Keegan Murray Maryland
The start-of-the-game lethargy, especially on defense, was enough to get Fran McCaffery to burn through two timeouts.
 
Whatever the message was, it fueled Iowa to its biggest road win of the season.
The Hawkeyes’ defense, especially with help from the bench, shut down Maryland in Thursday’s 89-67 victory.
 
Iowa (10-2 overall, 4-1 Big Ten) fell behind 17-7 in the opening 5:38 of the game, forcing McCaffery to not just use timeouts, but do wholesale substitutions.

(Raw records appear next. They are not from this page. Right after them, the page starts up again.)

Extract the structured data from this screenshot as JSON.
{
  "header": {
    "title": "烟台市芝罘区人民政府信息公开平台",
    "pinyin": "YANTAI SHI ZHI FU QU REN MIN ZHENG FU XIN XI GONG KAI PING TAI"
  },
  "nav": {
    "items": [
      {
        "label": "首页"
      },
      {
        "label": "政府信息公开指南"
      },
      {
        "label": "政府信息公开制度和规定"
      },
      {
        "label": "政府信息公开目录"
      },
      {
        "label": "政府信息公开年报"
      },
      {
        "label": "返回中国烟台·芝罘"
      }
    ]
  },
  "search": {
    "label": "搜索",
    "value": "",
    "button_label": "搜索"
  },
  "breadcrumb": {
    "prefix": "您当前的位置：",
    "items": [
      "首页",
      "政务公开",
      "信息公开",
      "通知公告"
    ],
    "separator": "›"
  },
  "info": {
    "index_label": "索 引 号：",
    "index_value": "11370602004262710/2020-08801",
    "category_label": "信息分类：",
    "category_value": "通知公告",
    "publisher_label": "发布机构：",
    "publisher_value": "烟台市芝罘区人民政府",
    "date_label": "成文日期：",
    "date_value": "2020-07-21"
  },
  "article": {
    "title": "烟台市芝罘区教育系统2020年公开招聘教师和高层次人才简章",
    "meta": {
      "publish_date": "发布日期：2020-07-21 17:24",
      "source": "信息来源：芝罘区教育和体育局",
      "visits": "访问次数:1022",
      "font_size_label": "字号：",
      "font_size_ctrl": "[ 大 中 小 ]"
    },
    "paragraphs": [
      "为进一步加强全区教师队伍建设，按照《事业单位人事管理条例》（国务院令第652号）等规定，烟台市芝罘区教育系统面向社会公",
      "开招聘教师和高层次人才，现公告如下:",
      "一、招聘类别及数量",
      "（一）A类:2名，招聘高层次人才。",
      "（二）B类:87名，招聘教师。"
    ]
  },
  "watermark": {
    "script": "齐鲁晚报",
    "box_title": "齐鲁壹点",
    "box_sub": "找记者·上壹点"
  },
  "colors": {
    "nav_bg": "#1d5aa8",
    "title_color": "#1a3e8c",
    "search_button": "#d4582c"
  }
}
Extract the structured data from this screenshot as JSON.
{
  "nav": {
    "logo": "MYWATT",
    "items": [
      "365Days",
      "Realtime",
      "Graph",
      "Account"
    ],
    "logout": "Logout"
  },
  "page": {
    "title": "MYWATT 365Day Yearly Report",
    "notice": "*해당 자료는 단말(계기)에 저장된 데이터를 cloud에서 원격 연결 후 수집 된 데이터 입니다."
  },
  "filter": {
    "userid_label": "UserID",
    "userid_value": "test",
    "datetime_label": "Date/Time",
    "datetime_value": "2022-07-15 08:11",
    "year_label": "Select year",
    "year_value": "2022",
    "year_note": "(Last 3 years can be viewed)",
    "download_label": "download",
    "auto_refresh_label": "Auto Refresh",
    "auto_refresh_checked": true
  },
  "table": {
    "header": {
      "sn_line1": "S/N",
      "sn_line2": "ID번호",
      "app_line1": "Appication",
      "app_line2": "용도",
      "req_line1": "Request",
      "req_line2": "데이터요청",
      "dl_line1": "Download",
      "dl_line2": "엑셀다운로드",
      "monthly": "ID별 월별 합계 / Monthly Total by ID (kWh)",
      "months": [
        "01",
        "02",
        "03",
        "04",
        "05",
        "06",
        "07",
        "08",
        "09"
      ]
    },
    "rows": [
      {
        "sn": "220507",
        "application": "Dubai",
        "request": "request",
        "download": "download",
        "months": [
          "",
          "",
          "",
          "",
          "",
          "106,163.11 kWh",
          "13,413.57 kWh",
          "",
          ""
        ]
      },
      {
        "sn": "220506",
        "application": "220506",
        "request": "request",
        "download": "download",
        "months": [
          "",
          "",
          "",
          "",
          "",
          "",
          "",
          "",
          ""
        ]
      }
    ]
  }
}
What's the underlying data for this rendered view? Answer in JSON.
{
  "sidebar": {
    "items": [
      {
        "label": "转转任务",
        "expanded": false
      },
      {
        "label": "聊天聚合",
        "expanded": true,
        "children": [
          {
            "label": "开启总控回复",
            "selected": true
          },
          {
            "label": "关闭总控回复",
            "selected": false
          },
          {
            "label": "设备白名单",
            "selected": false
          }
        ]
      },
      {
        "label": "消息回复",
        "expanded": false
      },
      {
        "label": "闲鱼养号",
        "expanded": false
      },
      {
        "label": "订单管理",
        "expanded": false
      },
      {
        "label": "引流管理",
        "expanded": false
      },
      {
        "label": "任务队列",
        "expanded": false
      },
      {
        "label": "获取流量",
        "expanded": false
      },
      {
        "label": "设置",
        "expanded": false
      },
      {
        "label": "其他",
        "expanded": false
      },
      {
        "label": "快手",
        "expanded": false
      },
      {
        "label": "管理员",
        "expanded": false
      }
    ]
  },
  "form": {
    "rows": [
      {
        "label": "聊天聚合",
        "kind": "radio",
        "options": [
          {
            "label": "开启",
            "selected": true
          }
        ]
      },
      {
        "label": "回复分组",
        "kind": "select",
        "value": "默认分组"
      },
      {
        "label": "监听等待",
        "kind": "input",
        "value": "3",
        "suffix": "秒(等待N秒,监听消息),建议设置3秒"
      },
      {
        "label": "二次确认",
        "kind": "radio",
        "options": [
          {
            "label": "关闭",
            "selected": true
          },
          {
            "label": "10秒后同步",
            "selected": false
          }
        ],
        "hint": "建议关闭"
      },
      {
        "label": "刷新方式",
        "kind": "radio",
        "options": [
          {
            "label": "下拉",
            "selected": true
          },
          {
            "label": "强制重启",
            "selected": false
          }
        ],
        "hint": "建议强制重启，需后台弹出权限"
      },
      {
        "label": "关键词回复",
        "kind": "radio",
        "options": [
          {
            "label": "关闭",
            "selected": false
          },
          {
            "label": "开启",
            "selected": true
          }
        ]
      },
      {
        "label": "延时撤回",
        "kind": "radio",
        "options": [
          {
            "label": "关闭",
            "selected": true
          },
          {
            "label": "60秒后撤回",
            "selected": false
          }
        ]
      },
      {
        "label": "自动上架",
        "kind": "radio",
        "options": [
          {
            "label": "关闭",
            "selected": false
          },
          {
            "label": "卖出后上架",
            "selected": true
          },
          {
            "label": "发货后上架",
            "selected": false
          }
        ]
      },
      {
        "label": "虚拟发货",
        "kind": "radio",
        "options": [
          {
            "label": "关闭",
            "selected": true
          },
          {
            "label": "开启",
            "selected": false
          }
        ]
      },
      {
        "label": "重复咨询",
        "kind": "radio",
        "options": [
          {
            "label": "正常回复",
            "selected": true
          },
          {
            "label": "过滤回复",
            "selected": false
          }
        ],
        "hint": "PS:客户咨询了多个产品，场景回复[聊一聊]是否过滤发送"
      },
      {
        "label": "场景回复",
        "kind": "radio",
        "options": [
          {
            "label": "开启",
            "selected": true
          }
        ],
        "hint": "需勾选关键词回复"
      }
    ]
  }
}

The response was a 20-0 run that sucked the energy out of the Terrapins.
 
“They had a lot of energy to start the game,” said Iowa center Luka Garza, who had a game-high 24 points. “They had a good game plan. I’m glad our team was able to bounce back, have a run of our own.”
 
“I thought our activity level, and our length, allowed us to get going a little bit,” McCaffery said.
 
Maryland scored the first six points of the game, leading to the first timeout at the 18:22 mark. It was on the second timeout when McCaffery started making lineup changes.
 
Joe Toussaint and Patrick McCaffery were the first players off the bench, and Toussaint responded with a steal and layup.
 
Jack Nunge and Keegan Murray were the next into the game, and they had 10 of Iowa’s next 13 points.
 
Iowa guard Jordan Bohannon understood McCaffery’s moves.
 
“He was just trying to get some stops together,” said Bohannon, who had 18 points, 15 in the second half. “We were letting guys drive by us.”
 
Toussaint, Patrick McCaffery, Nunge and Murray combined for almost 43 minutes of playing time in the first half.
 
“It’s just fantastic,” Bohannon said of the bench play. “We have guys who are able to step up. We have guys who understand their roles. For them to step up, it shows the kind of character they have, and the work ethic they have.”
 
“Our bench just had so much energy,” Garza said. “When we’re able to get stops and go on runs, that’s when we’re at our best.”
 
“We went to the zone. Our zone was active,” Fran McCaffery said. “I thought our activity level, and our length, allowed us to get going a little bit. We got some fast-break opportunities.
 
The Hawkeyes got 33 bench points.
 
“I think it all started with the energy level (the reserves) played with,” McCaffery said. “The more stops they got, the more energy they got.”
 
Maryland (6-6, 1-5) got to within 46-34 early in the second half before the Hawkeyes answered with a 12-2 run.
 
It was an emotional win for Garza, a native of Washington D.C. who got a win close to home in his final attempt.
 
“It means the world to me,” Garza said. “It took me three times. This is the place that raised me into the player I am.”
 
But it was an emotional game for another reason — it occurred just a day after a mob stormed the U.S. Capitol in protest of the certification of the Electoral College vote.
 
Players and coaches from both teams, as well as game officials, took a knee before the opening jump ball.
 
Bohannon said Maryland’s Darryl Morsell reached out to him via text to ask him if the Hawkeyes would join the Terrapins in kneeling.
 
“I talked to my guys, and a lot of us were OK with doing that,” Bohannon said.
 
“It was definitely disturbing and upsetting to see that happen in the city I’m from,” Garza said. “It was upsetting to see for anybody.”
 
McCaffery said there was a police car stationed at the team’s hotel, and the players were advised not to leave the hotel.
 
“It was reprehensible what happened. Really, really heartbreaking,” McCaffery said.
 
The Hawkeyes have been kneeling all season before the national anthem at home games.
 
“After a while you get tired of kneeling, you get tired of talking about it,” McCaffery said. “What happened yesterday just can’t happen in our country. We always talk about having conversation. But conversation has to turn into action. Fortunately, more and more people are recognizing the changes that have to take place.”